She said something like "Janell, that pie crust was delicious. I don't usually eat the end crust but yours was great. I can tell a homemade crust when I taste one and you definitely got your baking skills from grandma."
My dad was standing beside me listening to his sister gush on about my homemade crust, not saying a word. He wasn't going to blow my cover. He knew good and well, as I did too, that that pie crust was found in the refrigerated section of our local grocery store. Aunt Candy was SO sure that it was homemade and I didn't have the heart to tell her that it was a reliable standby manufactured by the Pillsbury company.

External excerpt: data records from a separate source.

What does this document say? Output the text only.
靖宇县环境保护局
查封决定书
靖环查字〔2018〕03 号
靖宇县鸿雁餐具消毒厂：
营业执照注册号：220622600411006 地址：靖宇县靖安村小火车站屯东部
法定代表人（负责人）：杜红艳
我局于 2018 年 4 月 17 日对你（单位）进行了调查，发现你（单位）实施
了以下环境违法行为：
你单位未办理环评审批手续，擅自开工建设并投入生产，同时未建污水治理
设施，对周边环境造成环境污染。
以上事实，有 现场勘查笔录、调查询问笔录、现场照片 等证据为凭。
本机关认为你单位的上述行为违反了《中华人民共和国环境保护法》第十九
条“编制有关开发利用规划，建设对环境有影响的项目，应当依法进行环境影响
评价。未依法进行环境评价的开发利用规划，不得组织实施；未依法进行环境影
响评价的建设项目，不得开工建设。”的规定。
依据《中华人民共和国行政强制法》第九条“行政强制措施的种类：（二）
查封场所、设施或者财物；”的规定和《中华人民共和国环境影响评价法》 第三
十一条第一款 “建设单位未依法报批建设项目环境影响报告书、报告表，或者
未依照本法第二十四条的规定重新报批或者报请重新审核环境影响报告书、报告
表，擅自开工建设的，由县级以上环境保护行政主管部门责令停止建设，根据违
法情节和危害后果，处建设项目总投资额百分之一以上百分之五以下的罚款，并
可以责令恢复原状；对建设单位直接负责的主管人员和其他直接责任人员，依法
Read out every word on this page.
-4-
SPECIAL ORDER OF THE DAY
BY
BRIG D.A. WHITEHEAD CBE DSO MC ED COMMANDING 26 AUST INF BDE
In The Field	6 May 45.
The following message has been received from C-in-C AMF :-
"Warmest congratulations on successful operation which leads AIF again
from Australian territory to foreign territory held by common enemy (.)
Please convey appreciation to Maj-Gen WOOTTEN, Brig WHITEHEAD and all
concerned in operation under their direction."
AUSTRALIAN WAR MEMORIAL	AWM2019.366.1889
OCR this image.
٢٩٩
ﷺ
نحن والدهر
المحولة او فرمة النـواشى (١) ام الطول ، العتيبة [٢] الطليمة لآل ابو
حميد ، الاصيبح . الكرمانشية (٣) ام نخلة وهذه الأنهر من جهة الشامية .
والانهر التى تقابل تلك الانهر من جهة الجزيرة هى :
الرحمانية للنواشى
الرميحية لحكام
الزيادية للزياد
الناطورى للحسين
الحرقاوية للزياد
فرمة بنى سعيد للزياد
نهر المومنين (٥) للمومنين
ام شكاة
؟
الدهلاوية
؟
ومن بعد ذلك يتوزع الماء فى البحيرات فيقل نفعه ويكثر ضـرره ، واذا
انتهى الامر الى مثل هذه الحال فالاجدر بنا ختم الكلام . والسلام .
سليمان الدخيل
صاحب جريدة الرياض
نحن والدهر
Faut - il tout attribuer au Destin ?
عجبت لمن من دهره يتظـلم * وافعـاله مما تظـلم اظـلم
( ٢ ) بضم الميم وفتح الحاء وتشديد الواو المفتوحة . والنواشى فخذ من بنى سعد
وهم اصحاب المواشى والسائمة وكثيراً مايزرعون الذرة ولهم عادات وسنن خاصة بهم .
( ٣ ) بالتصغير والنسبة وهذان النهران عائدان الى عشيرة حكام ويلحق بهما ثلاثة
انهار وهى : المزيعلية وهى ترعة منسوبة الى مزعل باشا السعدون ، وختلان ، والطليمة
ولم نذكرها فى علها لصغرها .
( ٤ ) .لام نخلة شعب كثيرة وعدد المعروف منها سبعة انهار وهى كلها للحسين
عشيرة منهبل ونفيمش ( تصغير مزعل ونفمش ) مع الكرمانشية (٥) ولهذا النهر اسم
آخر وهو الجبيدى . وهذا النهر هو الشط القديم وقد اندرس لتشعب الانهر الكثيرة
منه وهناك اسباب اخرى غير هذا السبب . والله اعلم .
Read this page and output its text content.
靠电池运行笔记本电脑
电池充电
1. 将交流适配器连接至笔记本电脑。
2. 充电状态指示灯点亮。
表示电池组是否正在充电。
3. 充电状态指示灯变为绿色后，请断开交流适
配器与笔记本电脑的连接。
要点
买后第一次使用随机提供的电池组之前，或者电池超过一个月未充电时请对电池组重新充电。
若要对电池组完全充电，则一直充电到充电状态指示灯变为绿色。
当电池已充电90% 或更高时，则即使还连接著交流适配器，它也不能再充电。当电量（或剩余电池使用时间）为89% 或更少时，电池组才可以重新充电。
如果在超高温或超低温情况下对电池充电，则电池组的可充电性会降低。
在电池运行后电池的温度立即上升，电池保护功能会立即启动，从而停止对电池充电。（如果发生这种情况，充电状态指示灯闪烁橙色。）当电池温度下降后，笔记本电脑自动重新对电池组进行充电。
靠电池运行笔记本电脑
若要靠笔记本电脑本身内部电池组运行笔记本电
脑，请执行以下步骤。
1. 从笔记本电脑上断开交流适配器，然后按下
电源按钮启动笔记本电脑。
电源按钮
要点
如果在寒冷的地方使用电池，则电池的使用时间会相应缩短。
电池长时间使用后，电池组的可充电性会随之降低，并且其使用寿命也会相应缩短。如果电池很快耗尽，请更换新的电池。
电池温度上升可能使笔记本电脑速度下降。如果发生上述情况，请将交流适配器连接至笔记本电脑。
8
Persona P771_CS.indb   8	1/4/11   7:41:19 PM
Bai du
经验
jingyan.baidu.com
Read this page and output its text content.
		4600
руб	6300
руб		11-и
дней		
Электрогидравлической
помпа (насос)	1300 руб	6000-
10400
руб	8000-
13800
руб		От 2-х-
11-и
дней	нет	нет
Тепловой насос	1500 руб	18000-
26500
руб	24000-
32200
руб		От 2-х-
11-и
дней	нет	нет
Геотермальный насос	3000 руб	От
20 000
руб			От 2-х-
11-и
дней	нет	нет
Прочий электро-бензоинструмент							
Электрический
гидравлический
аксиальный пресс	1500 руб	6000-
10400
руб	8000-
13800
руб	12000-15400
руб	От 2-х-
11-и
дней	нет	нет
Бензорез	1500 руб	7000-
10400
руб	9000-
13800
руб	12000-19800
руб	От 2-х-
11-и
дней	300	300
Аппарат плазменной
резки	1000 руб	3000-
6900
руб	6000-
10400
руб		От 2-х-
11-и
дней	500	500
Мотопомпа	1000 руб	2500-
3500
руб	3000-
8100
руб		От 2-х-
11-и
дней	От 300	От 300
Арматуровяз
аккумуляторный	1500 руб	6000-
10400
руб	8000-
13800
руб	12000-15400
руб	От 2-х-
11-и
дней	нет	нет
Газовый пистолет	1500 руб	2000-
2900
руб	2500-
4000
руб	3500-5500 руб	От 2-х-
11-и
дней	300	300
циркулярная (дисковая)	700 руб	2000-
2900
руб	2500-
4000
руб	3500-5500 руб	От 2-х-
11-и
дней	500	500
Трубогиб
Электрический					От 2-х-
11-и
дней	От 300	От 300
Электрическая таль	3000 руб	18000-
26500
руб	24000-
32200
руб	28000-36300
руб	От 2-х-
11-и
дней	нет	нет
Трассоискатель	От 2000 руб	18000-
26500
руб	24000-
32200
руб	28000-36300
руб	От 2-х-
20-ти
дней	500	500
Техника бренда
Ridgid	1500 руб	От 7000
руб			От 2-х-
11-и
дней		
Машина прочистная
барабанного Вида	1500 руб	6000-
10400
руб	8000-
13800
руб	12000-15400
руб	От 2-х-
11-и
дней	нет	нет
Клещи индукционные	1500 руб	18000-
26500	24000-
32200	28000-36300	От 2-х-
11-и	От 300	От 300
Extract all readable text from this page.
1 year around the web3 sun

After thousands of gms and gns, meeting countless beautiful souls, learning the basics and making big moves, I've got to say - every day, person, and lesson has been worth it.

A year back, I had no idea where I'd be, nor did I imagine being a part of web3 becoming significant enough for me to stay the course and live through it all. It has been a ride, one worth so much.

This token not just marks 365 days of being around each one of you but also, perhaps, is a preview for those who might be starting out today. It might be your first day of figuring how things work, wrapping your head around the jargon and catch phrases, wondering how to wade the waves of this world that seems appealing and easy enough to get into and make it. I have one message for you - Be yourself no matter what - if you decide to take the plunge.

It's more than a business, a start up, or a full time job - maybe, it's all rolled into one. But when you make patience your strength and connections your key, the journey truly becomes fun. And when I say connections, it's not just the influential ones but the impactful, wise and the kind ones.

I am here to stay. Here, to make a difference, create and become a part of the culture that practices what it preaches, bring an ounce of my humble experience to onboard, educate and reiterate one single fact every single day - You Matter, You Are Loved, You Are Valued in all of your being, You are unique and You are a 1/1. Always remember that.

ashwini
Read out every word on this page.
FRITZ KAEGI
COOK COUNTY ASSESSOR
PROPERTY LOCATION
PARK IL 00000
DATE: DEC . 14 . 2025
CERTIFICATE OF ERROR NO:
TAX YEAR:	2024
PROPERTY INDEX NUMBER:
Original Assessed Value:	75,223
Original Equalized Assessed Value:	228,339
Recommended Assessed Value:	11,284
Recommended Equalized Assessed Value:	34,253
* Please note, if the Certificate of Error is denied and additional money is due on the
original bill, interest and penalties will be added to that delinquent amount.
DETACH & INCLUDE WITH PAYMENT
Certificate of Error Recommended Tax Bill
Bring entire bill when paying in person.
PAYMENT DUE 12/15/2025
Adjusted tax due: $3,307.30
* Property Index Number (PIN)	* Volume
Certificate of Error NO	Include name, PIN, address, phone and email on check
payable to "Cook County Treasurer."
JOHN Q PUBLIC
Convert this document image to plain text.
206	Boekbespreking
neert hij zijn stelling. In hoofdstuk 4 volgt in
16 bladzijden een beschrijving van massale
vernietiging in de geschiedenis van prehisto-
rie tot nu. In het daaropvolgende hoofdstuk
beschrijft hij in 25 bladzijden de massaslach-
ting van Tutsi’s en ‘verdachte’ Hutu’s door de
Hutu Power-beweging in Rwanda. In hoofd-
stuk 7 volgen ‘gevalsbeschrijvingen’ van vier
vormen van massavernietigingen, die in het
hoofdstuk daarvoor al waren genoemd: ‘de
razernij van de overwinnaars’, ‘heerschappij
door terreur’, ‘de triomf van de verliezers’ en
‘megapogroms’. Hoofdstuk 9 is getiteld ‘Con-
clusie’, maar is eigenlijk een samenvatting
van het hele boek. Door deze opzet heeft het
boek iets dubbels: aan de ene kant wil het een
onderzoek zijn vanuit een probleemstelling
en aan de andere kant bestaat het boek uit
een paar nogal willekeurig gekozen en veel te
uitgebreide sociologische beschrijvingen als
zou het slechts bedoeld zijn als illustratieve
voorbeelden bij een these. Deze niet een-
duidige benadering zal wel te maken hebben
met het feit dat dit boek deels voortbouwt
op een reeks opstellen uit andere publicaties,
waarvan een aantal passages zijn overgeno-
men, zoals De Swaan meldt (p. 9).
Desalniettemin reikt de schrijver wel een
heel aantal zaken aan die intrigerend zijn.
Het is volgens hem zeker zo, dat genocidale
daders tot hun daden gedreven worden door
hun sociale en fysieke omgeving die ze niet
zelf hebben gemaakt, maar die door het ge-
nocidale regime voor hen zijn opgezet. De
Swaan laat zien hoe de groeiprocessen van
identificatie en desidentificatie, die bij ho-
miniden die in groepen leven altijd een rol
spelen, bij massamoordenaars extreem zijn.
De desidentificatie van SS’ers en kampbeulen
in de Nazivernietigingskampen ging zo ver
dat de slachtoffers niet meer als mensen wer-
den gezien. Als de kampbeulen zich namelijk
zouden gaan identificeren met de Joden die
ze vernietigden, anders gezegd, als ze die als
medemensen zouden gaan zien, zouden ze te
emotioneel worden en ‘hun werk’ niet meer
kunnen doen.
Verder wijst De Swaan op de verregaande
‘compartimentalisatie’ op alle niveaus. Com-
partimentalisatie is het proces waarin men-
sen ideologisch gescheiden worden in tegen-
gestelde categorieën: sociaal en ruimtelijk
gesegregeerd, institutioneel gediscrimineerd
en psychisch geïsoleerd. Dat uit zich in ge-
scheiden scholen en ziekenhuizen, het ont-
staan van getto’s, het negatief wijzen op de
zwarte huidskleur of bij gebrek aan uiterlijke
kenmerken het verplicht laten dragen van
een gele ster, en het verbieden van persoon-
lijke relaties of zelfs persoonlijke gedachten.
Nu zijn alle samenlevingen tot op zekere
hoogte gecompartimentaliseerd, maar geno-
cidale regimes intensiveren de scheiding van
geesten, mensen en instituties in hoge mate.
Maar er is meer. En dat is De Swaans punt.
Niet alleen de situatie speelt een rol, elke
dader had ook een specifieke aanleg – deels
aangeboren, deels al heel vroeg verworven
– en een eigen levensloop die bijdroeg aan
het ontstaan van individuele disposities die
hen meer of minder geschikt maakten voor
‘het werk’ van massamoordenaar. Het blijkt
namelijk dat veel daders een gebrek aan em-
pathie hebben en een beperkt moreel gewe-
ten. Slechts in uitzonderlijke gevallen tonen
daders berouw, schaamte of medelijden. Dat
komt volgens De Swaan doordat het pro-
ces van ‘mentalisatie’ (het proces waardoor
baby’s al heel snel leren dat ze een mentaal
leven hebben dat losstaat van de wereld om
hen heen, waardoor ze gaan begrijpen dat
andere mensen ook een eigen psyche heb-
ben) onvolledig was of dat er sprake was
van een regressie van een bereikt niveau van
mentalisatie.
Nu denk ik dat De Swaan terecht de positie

From that moment, I've been on a quest, of sorts, to find and perfect the perfect pie crust recipe. I wanted to earn those compliments entirely on my own this time. After searching online and doing some research on what makes a pie crust work, I found the only real variations in the types of fat used. I found some recipes that used shortening, a few others that used lard, and some that used butter. I decided to try my luck with what I had most readily available in my refrigerator.. butter.
I filled it with strawberries and freshly cut rhubarb from the patch in my backyard. The butter crust complimented it so well that I would call that pie the BEST pie I've ever crafted.. And that's saying something because I've been making pies, albeit with store bought crusts, for a long time.
Here's the simple, foolproof recipe I used for the most tender, flavorful, delicate pie crust I've tasted:
2 1/4 c. all purpose flour
3 t. salt
2 t. white sugar
2 sticks cold unsalted butter; cut into 1/4" pieces
1/2 c. strained ice water, plus 2-3 T
large mixing bowl
This recipe makes two 9" pie crusts.
Pour all of the dry ingredients into a large mixing bowl. Mix lightly with your hands. Cut the butter into 1/4" pieces, put into fridge to chill for a few minutes if its gotten soft. Scatter butter pieces over your dry ingredients. Combine dry ingredients with the butter chunks by pinching each piece of butter in the dry ingredients. Do not break the pieces of butter up, just pinch them. As you are working, keep bringing the ingredients up from the bottom of the bowl, to make sure that you aren't stuck with a lot of left over dry ingredients with no butter at the bottom. Strain the ice water as your pour it into the bowl through a slotted spoon so you don't end up with ice in the crust. Start with a 1/4 c of ice water, poured around the outside edge of your ingredients. Take your fork and push the ingredients around, from the outside in to incorporate the water. Now add 1/4 c of water again and do the same thing. If its humid, you may only need 1T more of ice water. You know you've added enough water when you can squeeze the contents of the bowl together gently and the center of the ball holds together and its not a crumbly, dusty mess. Separate the dough into two equally sized discs. Wrap each one in plastic wrap and refrigerate for at least 20 minutes before using. Follow directions of your favorite pie recipe and enjoy.